Denpasar (Metrobali.com)-

 

 

Hari ini, Jum’at, 8 September 2023 diberitakan di medsos, direncanakan berlangsung serah terima jabatan Gubernur Bali dari Wayan Koster ke PJ Gubernur Irjen Pol Sang Made Mahendra Jaya.
Menyongsong pelepasan jabatan ini, patut diberikan catatan sebut saja warisan kontroversial Wayan Koster selama kepemimpinannya, menyebut beberapa, pertama, polarisasi sosial yang ditinggalkannya.

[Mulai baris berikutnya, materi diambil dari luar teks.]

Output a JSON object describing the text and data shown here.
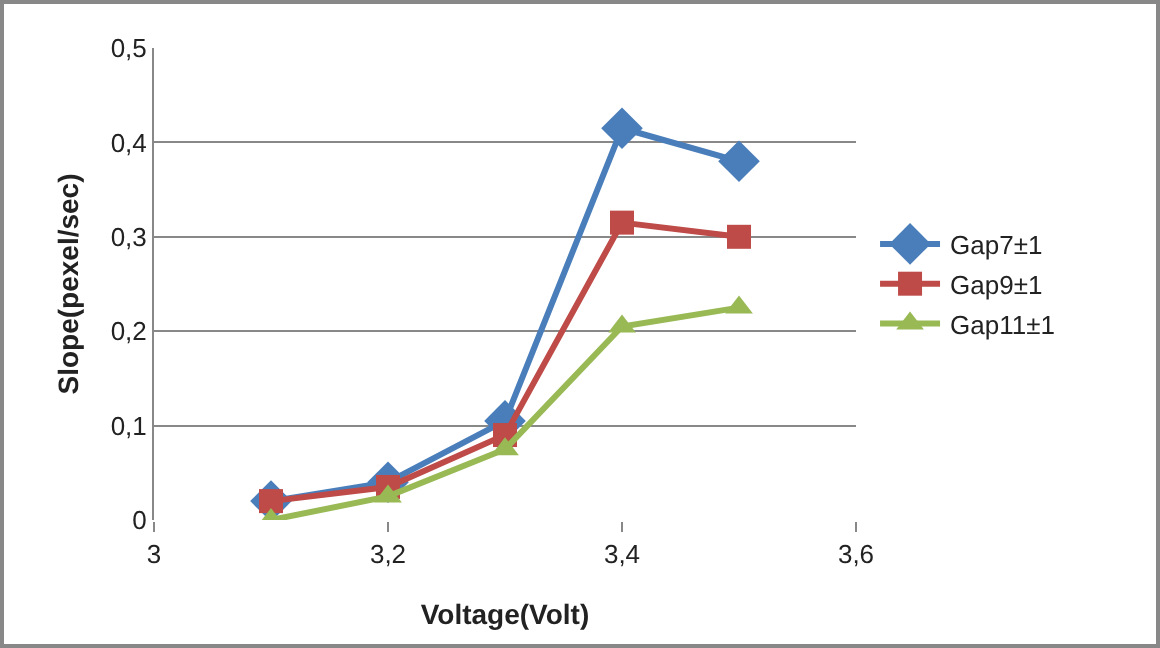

Polarisasi, pengepingan dan atau “pembelahan” sosial akibat “produksi” wacana dan konsekuensinya tentang Drestha Bali dan Non Drestha Bali, tanpa pernah memberikan rumusan tegas dalam: teologi, filsafat dan sosiologi agama. Akibatnya, muncul sebut saja “kekacauan” wacana tentang: keyakinan dan ikutannya, karena hampir semua orang memberikan tafsir sendiri, menurut kepentingannya, terhadap lontar dan “lontar” , yang merujuk pemikiran Pak Mantra sudah sepantasnya “lontar-lontar” tsb. “dimusiumkan”. Kedua, politisasi Desa Pakraman yang kebablasan melalui Perda Desa Adat 4/2019, yang dari sisi prinsip konstitusiobalitas amat lemah, karena menintervensi Desa Adat yang memperoleh otonomi langsung dari Pasal 18 UUD 1945. Bertentangan dengan prinsip dasar Desa Pakraman yang bercirikan kemandirian, dan bertumbuh melalui swadayanya sendiri tanpa intervensi. Ketiga, membangun pusat kebudayaan, dengan merusak lingkungan, membebani APBD Bali untuk lima sampai sepuluh tahun ke depan, dengan mengorbakan program peningkatan kesejahteraan sosial.Seperti: penanggulan kemiskinan, penanganan stunting, peningkatan kesejahteraan petani, peningkatan kualitas pendidikan dan penyelamatan lingkungan. Keempat, proyek jalan tol Gilimanuk – Megwi yang tidak jelas keberlanjutannya, diperkirakan akan “menerjang” sawah nan subur 480 ha, “mematikan” sekitar 80 Subak, menutup permukaan tanah Bali seluas 1,300 ha. Jalan tol yang “bersambungan” dengan tol Probowangi, Probolinggo – Banyiwangi, mempercepat migrasi penduduk masuk Bali, dengan semua konsekuensi ekonomi, politik dan sosial kultural yang menyertainya. Kelima, “komersialisasi” Besakih, akibat pembangunan gedung bertingkat yang “ngungkulin” Pura Titi Gonggang, berjarak sekitar 100 meter dari Pura Manik Mas. Merujuk Bhisama Kesucian Pura PHDI, seharusnya jarak pura Kahyangan Jagat dengan proyek ekonomi komersiil a peneleng agung sekitar 5 km, yang dalam konteks Besakih, dihitung dari jaba sisi Pura Dalem Puri. Gedung parkir ini, “ngungkulin” Pura Dalem Puri.
Besakih adalah “sesuduk kayun krama Bali”, pencemaran terhadapnya mengacaukan tata pikir krama Bali yang “ten eling”, “lepia” dan jauh dari kesadaran “jagra”.
Disertai dengan kalimat penutup, Mungkin kebetulan saja, bersamaan dengan serah terima jabatan Gubernur Bali ini, beredar di medsos, dasar pelinggih ring Pura Luur Uluwatu, pemujaan Tuhan Rudra, ring Nreti (Barat Daya) Pulau Bali, mengalami keretakan yang serius. “Sasmita” yang semestinya membuat krama Bali ke depan lebih mawas diri, para pemimpin “manggeh ring sesana”, “pageh ngelimbakang swadharma tur satya wacana”.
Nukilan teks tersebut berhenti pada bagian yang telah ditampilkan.